The initial human-tested vaccine will assess the experimental vaccine's safety and ability to encourage an immune system response among healthy adults.
The National Institutes of Health is set to launch a human safety study for an Ebola virus vaccine candidate. The early-stage trial is the first in a series of Accelerated Safety Studies for vaccines for the virus.
The initial stages of human testing of an investigational vaccine designed to prevent the disease will start next week by the National Institute of Allergy and Infectious Diseases, part of the National Institutes of Health.
The initial human-tested vaccine, developed in conjunction by NIAID and GlaxoSmithKline, will test the experimental vaccine’s safety and ability to encourage an immune system response among healthy adults. The testing will be held at the NIH Clinical Center in Bethesda, Maryland.

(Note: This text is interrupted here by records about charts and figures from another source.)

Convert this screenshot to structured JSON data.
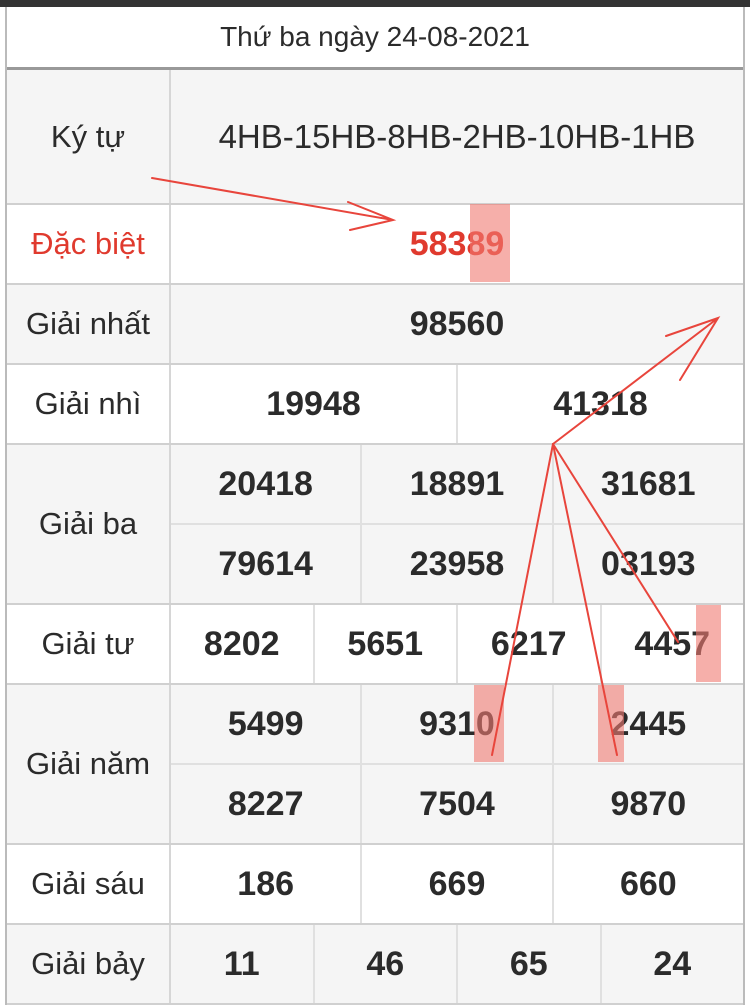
{
  "header": {
    "title": "Thứ ba ngày 24-08-2021"
  },
  "rows": {
    "ky_tu": {
      "label": "Ký tự",
      "values": [
        "4HB-15HB-8HB-2HB-10HB-1HB"
      ]
    },
    "dac_biet": {
      "label": "Đặc biệt",
      "values": [
        "58389"
      ]
    },
    "giai_nhat": {
      "label": "Giải nhất",
      "values": [
        "98560"
      ]
    },
    "giai_nhi": {
      "label": "Giải nhì",
      "values": [
        "19948",
        "41318"
      ]
    },
    "giai_ba": {
      "label": "Giải ba",
      "values": [
        "20418",
        "18891",
        "31681",
        "79614",
        "23958",
        "03193"
      ]
    },
    "giai_tu": {
      "label": "Giải tư",
      "values": [
        "8202",
        "5651",
        "6217",
        "4457"
      ]
    },
    "giai_nam": {
      "label": "Giải năm",
      "values": [
        "5499",
        "9310",
        "2445",
        "8227",
        "7504",
        "9870"
      ]
    },
    "giai_sau": {
      "label": "Giải sáu",
      "values": [
        "186",
        "669",
        "660"
      ]
    },
    "giai_bay": {
      "label": "Giải bảy",
      "values": [
        "11",
        "46",
        "65",
        "24"
      ]
    }
  },
  "colors": {
    "accent_red": "#e03a2e",
    "annotation": "#e8453c",
    "highlight": "#f07a72"
  }
}
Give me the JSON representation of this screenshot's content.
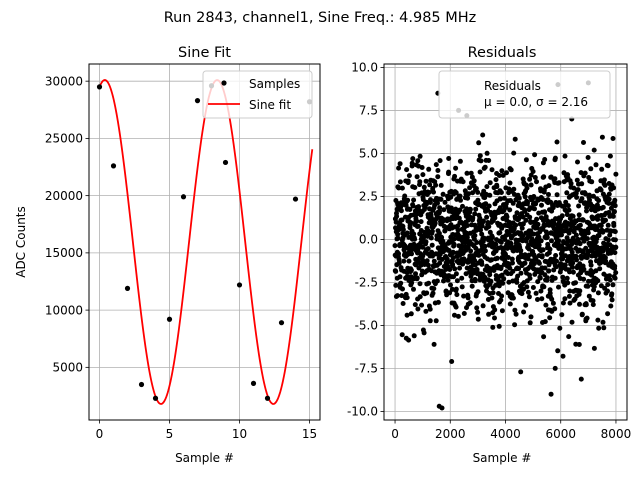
{
  "figure": {
    "suptitle": "Run 2843, channel1, Sine Freq.: 4.985 MHz"
  },
  "chart_data": [
    {
      "type": "scatter",
      "title": "Sine Fit",
      "xlabel": "Sample #",
      "ylabel": "ADC Counts",
      "xlim": [
        -0.75,
        15.75
      ],
      "ylim": [
        400,
        31500
      ],
      "xticks": [
        0,
        5,
        10,
        15
      ],
      "yticks": [
        5000,
        10000,
        15000,
        20000,
        25000,
        30000
      ],
      "grid": true,
      "legend": {
        "placement": "upper-right",
        "entries": [
          "Samples",
          "Sine fit"
        ]
      },
      "series": [
        {
          "name": "Samples",
          "kind": "points",
          "color": "#000000",
          "x": [
            0,
            1,
            2,
            3,
            4,
            5,
            6,
            7,
            8,
            9,
            10,
            11,
            12,
            13,
            14,
            15
          ],
          "y": [
            29500,
            22600,
            11900,
            3500,
            2300,
            9200,
            19900,
            28300,
            29600,
            22900,
            12200,
            3600,
            2300,
            8900,
            19700,
            28200
          ]
        },
        {
          "name": "Sine fit",
          "kind": "line",
          "color": "#ff0000",
          "function": {
            "offset": 15950,
            "amplitude": 14150,
            "period": 8.0241,
            "phase_deg": 73
          }
        }
      ]
    },
    {
      "type": "scatter",
      "title": "Residuals",
      "xlabel": "Sample #",
      "ylabel": "",
      "xlim": [
        -400,
        8400
      ],
      "ylim": [
        -10.5,
        10.2
      ],
      "xticks": [
        0,
        2000,
        4000,
        6000,
        8000
      ],
      "yticks": [
        -10.0,
        -7.5,
        -5.0,
        -2.5,
        0.0,
        2.5,
        5.0,
        7.5,
        10.0
      ],
      "grid": true,
      "legend": {
        "placement": "upper-right",
        "entries": [
          "Residuals",
          "μ = 0.0, σ = 2.16"
        ]
      },
      "series": [
        {
          "name": "Residuals",
          "color": "#000000",
          "n_points": 8000,
          "x_range": [
            0,
            7999
          ],
          "mean": 0.0,
          "std": 2.16,
          "outliers": [
            {
              "x": 1600,
              "y": -9.7
            },
            {
              "x": 1700,
              "y": -9.8
            },
            {
              "x": 5650,
              "y": -9.0
            },
            {
              "x": 1550,
              "y": 8.5
            },
            {
              "x": 5900,
              "y": 9.0
            },
            {
              "x": 7000,
              "y": 9.1
            },
            {
              "x": 2300,
              "y": 7.5
            },
            {
              "x": 2600,
              "y": 7.2
            },
            {
              "x": 4550,
              "y": -7.7
            },
            {
              "x": 2050,
              "y": -7.1
            },
            {
              "x": 5800,
              "y": -7.5
            },
            {
              "x": 6400,
              "y": 7.0
            }
          ]
        }
      ],
      "legend_labels": {
        "series": "Residuals",
        "stats": "μ = 0.0, σ = 2.16"
      }
    }
  ]
}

This study is the first of many Phase 1 clinical trials that will monitor the investigational NIAID/GSK Ebola vaccine as well as an experimental Ebola vaccine developed by the Public Health Agency of Canada. The trials will be conducted in healthy adults who are not infected with the Ebola virus to determine the vaccine’s safety and whether it produced an immune response.
NIAID Director Anthony S. Fauci, MD, said in a statement, “There is an urgent need for a protective Ebola vaccine, and it is important to establish that a vaccine is safe and spurs the immune system to react in a way necessary to protect against infection.” He continued, “The NIH is playing a key role in accelerating the development and testing of investigational Ebola vaccines.”
According to the World Health Organization, Ebola virus disease is a severe and frequently fatal illness in humans, with many outbreaks that have a fatality rate of up to 90 percent.